Reputation: 53
How can I get various words from a string(URL) in python? From a URL like:
http://www.sample.com/level1/level2/index.html?id=1234
I want to get words like:
http, www, sample, com, level1, level2, index, html, id, 1234
Any solutions using python.
Thanks.
Upvotes: 2
Views: 2307
Reputation: 7091
This is how you may do it for all URL
import re
def getWordsFromURL(url):
return re.compile(r'[\:/?=\-&]+',re.UNICODE).split(url)
Now you may use it as
url = "http://www.sample.com/level1/level2/index.html?id=1234"
words = getWordsFromURL(url)
Upvotes: 5
Reputation: 140168
just regex-split according to the biggest sequence of non-alphanums:
import re
l = re.split(r"\W+","http://www.sample.com/level1/level2/index.html?id=1234")
print(l)
yields:
['http', 'www', 'sample', 'com', 'level1', 'level2', 'index', 'html', 'id', '1234']

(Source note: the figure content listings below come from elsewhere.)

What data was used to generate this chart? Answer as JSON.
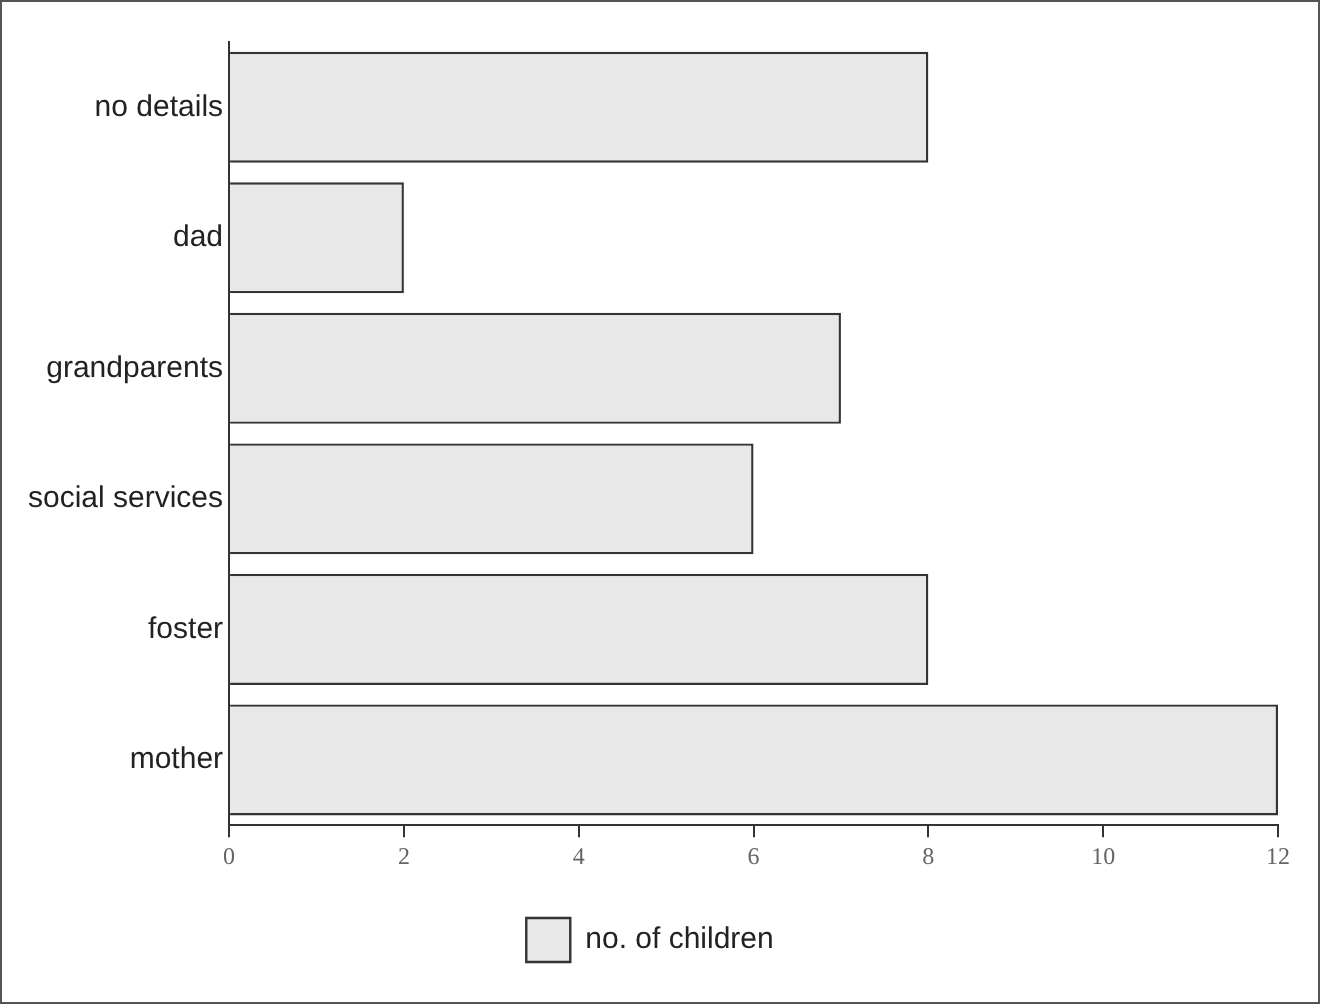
{
  "chart_data": {
    "type": "bar",
    "orientation": "horizontal",
    "categories": [
      "no details",
      "dad",
      "grandparents",
      "social services",
      "foster",
      "mother"
    ],
    "series": [
      {
        "name": "no. of children",
        "color": "#e8e8e8",
        "values": [
          8,
          2,
          7,
          6,
          8,
          12
        ]
      }
    ],
    "xlim": [
      0,
      12
    ],
    "xticks": [
      0,
      2,
      4,
      6,
      8,
      10,
      12
    ],
    "grid": false,
    "legend": "bottom"
  }
}
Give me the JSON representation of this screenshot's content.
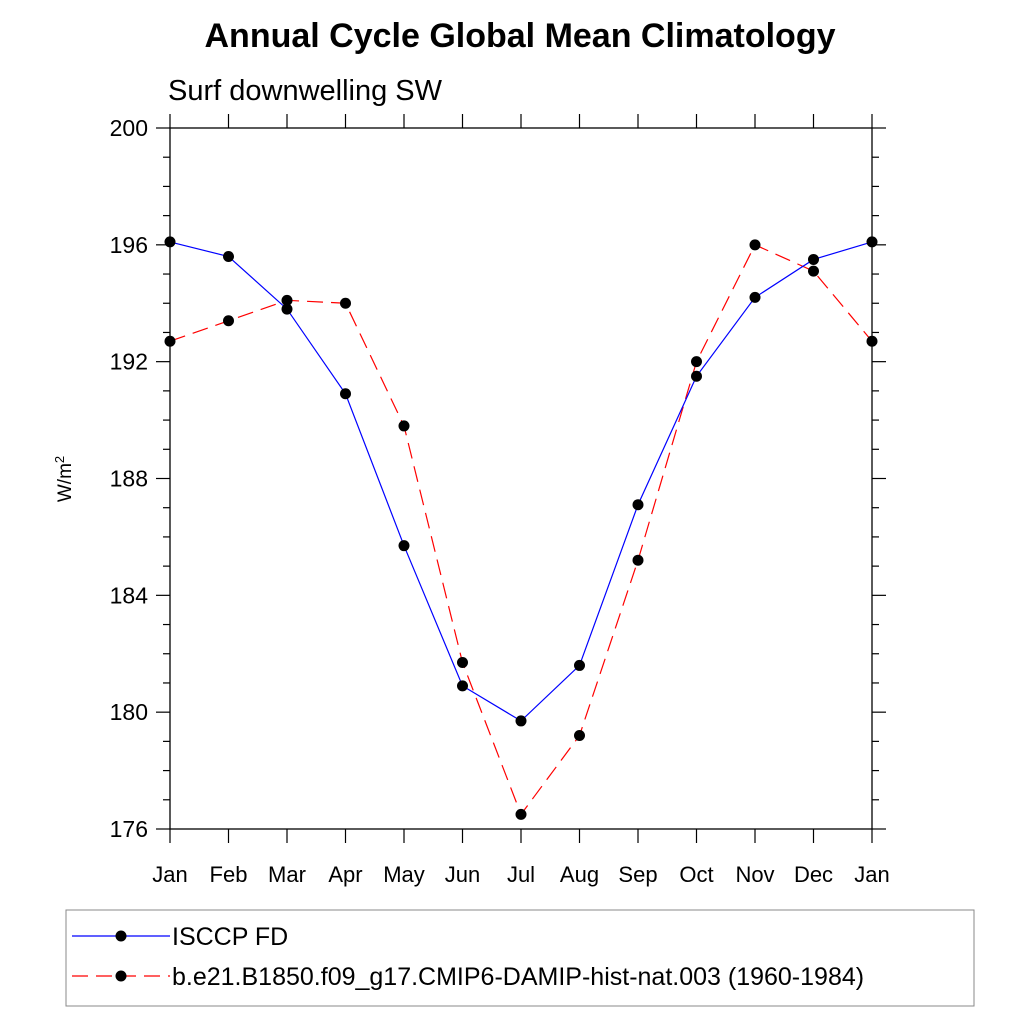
{
  "chart_data": {
    "type": "line",
    "title": "Annual Cycle Global Mean Climatology",
    "subtitle": "Surf downwelling SW",
    "ylabel": {
      "base": "W/m",
      "sup": "2"
    },
    "xlabel": "",
    "categories": [
      "Jan",
      "Feb",
      "Mar",
      "Apr",
      "May",
      "Jun",
      "Jul",
      "Aug",
      "Sep",
      "Oct",
      "Nov",
      "Dec",
      "Jan"
    ],
    "ylim": [
      176,
      200
    ],
    "yticks": [
      176,
      180,
      184,
      188,
      192,
      196,
      200
    ],
    "grid": false,
    "legend_position": "bottom",
    "series": [
      {
        "name": "ISCCP FD",
        "color": "#0000ff",
        "dash": "solid",
        "marker": "filled-circle",
        "values": [
          196.1,
          195.6,
          193.8,
          190.9,
          185.7,
          180.9,
          179.7,
          181.6,
          187.1,
          191.5,
          194.2,
          195.5,
          196.1
        ]
      },
      {
        "name": "b.e21.B1850.f09_g17.CMIP6-DAMIP-hist-nat.003 (1960-1984)",
        "color": "#ff0000",
        "dash": "dashed",
        "marker": "filled-circle",
        "values": [
          192.7,
          193.4,
          194.1,
          194.0,
          189.8,
          181.7,
          176.5,
          179.2,
          185.2,
          192.0,
          196.0,
          195.1,
          192.7
        ]
      }
    ]
  }
}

This is simple but as someone noted, doesn't work when there are _
, -
, ... in URL names. So the less fun solution would be to list all possible tokens that can separate path parts:
l = re.split(r"[/:\.?=&]+","http://stackoverflow.com/questions/41935748/splitting-a-string-url-into-words-using-python")
(I admit that I may have forgotten some separation symbols)
Upvotes: 2